Song by Jimmy Cliff

from the album Wonderful World, Beautiful People
- A-side: "Sufferin' in the Land"
- B-side: "Come Into My Life"
- Released: 1970
- Label: Island 6014 009
- Composer: J. Cliff
- Producer: Leslie Kong

= Sufferin' in the Land =

"Sufferin' in the Land" was a 1970 single for Jimmy Cliff. It made the charts in the Netherlands that year.

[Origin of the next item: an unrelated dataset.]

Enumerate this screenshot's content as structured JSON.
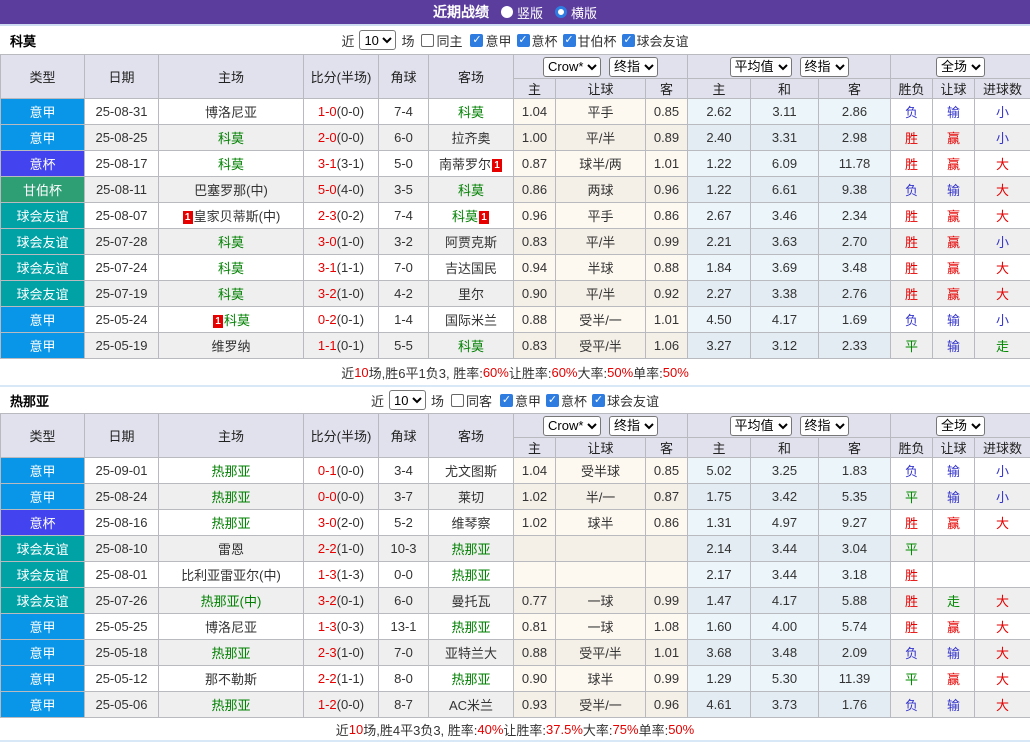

It was also covered by several artists shortly after its release.

==Background==
"Sufferin' in the Land" backed with "Come into My Life" was released in the Netherlands by Island Records in 1970. It was produced by Leslie Kong and appears on the Jimmy Cliff album and later version of the album, Wonderful World, Beautiful People.

==Charts==
It made its debut in the Dutch charts on May 30, 1970. It reached its peak position at no. 26 that week, spending a total of two weeks on the chart.

==Other versions==
US singer Chuck Bennett recorded a version of the song in German. Released as "Wann Wird Die Menschheit Klug?", it was a minor hit for him in Germany in 1970.

Brazilian band The Fevers recorded a version ("Sinto, Mas Não Sei Dizer") which appeared on their 1970 EP, Sinto Mas Não Sei Dizer.

German singer, Tony aka Tony Oberdörffer recorded a version ("Reise ins Märchenland") which appeared on the B side of his single, "Nuevo Laredo" which was released in 1970.

Former member of the disco band Ebony, Jannette Kania also recorded a version that was produced by Jürgen Hofius. It was released in 1978.